Setelah exercise pagi ini dan makan pagi secukupnya doang, kami bersiap-siap untuk ke kota, downtown istilahnya. Tidak jauh, cuma 2 km-an alias jatah untuk jalan kaki. Namun prens sadayana, isteriku sudah jadi anak Kanada alias tidak tahan lagi dengan suhu 30-an C dan lembab di Bridgetown ini. Jadi belum lama tiba di kota, baru sejam berjalan, ia sudah merengek minta pulang ke kapal. Soalnya, memasuki beberapa 'department store' maupun toko, jarang yang pakai AC, paling-paling kipas angin, "kampungan" banget :-). Pasar ikannya pun mirip dengan Pasar Ampera di kompleks perumahan kami waktu masih tinggal di Kayu Putih, Pulo Mas. Serba terbuka, beratap sederhana dan dari batu doang. Jadi, tidak lama mencari angin panas di kota, kami kembali ke kapal untuk berlindung di kapal ber-AC. Payah banget ya si Empok Cecile, padahal 2 hari lagi akan jadi "putri salju" kembali, maksudnya siap-siap shovel snow di tengah suhu minus belasan derajat. Barulah ia akan mendambakan kehangatan Bridgetown di pulau Barbados.
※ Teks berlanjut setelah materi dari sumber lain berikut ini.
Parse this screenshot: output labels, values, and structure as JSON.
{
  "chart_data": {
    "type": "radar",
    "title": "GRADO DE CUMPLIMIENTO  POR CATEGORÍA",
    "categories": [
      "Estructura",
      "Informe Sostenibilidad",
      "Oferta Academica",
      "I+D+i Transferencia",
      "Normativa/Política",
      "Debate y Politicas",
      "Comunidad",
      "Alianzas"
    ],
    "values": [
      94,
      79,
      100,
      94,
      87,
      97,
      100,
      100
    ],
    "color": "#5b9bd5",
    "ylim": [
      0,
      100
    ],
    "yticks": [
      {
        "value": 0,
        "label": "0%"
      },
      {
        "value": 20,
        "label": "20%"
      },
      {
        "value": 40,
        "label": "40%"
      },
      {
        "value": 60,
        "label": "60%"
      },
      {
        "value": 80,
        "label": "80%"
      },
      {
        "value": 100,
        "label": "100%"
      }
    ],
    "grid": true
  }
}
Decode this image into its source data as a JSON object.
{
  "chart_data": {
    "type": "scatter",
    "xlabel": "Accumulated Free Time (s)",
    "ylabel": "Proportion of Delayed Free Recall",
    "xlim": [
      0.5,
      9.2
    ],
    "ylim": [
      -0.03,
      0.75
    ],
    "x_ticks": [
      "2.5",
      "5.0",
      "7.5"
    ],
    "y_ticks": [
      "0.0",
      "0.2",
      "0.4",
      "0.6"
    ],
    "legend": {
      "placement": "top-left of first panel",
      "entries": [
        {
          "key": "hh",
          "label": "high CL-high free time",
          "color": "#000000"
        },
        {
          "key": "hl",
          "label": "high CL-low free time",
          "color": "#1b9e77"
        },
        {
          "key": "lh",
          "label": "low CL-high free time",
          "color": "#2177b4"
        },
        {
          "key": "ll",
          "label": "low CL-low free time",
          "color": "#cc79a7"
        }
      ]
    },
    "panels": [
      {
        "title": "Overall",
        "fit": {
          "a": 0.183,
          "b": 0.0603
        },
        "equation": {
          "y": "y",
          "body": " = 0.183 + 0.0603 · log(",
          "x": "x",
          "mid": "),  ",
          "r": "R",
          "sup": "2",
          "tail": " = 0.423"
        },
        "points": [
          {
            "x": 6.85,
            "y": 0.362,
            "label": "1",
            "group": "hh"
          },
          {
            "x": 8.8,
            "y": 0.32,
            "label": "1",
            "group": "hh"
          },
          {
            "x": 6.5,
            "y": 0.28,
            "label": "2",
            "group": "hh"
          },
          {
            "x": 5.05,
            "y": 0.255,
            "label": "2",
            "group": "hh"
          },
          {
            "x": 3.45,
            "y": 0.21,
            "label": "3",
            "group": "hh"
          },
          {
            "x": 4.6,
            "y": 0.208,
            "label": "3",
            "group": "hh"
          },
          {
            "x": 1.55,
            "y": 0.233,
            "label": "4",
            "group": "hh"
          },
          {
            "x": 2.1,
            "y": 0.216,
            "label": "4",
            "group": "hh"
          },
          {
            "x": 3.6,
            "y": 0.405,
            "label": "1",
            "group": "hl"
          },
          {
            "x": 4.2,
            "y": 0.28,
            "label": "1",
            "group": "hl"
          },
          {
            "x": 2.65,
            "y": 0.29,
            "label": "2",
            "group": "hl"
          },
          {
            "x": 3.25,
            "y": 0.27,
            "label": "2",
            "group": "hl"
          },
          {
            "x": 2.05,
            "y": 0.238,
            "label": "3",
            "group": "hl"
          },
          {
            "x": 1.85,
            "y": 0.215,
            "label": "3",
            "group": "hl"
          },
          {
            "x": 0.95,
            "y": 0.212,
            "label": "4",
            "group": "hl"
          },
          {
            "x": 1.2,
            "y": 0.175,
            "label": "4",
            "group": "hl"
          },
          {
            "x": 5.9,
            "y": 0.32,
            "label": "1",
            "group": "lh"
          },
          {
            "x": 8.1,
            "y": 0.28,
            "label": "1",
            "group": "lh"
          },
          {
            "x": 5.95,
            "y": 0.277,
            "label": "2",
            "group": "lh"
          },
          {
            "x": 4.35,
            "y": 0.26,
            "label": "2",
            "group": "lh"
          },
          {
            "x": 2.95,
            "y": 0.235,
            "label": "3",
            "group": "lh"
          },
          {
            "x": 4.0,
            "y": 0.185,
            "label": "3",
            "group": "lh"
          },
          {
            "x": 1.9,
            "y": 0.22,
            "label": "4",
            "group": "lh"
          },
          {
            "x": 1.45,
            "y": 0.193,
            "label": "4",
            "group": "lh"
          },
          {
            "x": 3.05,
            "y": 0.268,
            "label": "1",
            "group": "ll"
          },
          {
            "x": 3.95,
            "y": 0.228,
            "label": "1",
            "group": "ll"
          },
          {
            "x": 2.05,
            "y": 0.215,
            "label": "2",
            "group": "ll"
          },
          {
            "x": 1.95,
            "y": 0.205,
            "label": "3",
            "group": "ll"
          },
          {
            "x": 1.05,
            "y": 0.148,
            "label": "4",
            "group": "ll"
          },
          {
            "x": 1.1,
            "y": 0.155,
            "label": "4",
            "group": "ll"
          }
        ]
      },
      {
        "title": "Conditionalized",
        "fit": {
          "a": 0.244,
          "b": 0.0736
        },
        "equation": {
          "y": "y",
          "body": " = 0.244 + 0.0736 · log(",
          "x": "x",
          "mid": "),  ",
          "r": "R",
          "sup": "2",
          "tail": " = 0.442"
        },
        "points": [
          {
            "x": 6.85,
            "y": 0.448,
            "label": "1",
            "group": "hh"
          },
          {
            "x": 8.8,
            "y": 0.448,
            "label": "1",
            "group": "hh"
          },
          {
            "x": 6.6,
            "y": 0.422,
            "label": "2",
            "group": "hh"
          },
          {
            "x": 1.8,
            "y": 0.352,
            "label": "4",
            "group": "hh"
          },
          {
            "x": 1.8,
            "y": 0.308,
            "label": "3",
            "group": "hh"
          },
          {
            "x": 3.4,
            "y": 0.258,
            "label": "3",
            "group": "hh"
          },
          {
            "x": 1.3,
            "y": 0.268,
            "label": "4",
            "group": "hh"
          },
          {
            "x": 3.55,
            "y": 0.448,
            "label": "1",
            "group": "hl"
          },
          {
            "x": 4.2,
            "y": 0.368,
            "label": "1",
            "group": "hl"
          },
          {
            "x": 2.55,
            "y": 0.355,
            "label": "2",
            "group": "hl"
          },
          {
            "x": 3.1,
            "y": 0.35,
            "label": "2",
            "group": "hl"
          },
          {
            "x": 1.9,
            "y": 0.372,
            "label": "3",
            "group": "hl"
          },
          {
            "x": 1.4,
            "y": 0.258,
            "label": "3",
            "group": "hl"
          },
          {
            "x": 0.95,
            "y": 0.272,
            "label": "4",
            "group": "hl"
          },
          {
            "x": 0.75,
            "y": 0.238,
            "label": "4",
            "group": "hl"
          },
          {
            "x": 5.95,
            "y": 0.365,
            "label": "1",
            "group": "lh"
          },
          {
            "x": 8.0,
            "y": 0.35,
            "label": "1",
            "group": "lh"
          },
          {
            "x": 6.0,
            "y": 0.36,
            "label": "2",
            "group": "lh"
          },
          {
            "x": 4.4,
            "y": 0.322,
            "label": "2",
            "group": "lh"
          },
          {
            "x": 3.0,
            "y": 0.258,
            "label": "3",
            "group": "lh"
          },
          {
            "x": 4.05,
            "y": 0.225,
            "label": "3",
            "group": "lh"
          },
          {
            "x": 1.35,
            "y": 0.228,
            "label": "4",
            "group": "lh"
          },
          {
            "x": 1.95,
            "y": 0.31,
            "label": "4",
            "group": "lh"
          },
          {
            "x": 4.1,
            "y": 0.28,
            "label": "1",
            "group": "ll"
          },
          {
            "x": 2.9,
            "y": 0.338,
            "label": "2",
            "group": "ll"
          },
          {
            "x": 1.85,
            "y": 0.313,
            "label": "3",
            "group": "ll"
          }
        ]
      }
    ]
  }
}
Kembali ke kapal, acara yang paling asyik setelah bermandi-peluh di luar adalah berenang di kolam renang yang airnya sejuk. Itulah yang kami lakukan bolak balik duaan wae sebab kolam renang menjelang siang, tidak ada yang renangi kecuali dua anak norak dari Kanada ;-). Yang lain menikmati pantai benaran di pulau, anak Jawa dan Betawi di pantai bohongan azha, sudah bosan dengan suhu yang panas :-). Di pinggir kolam ada pizza bar dengan cem-macem jenisnya. Kutegur pelayannya karena tidak pasti anak Pilipin atau Melayu. Ternyata anak Sumbar, pantes tulang pipinya agak menonjol. Namanya Benny katanya dan kubilang, sebetulnya anak Asia di kapal ini dengan tulang pipi menonjol, mestinya anak Indo. Ia mengangguk dan menunjuk kepada seorang yang sedang melipati handuk kolam renang. "Dia juga anak Indonesia Pak," kata Benny dan belakangan dari pelat nama yang kubaca, benar namanya bermarga :-). Seorang awak kapal agak bule menghampiri kami ketika sedang ngobrol dengan Benny. "We are talking in our mother language," kataku ke dia supaya ia tidak merasa dicuekin. "I know, you sit on table 478." Aje gile, kataku dalam hati, rupanya berita Bang Jeha dan Empoknya yang dari Melayu dan sudah kulo-nuwun dengan puluhan awak kapal masuk di "surat kabar gosip" cruise ship ini :-). Sekian dulu dongeng hari ini, saya mau mencari tahu ada gosip apa lagi yang beredar mengenai kami berdua di kapal ini :-).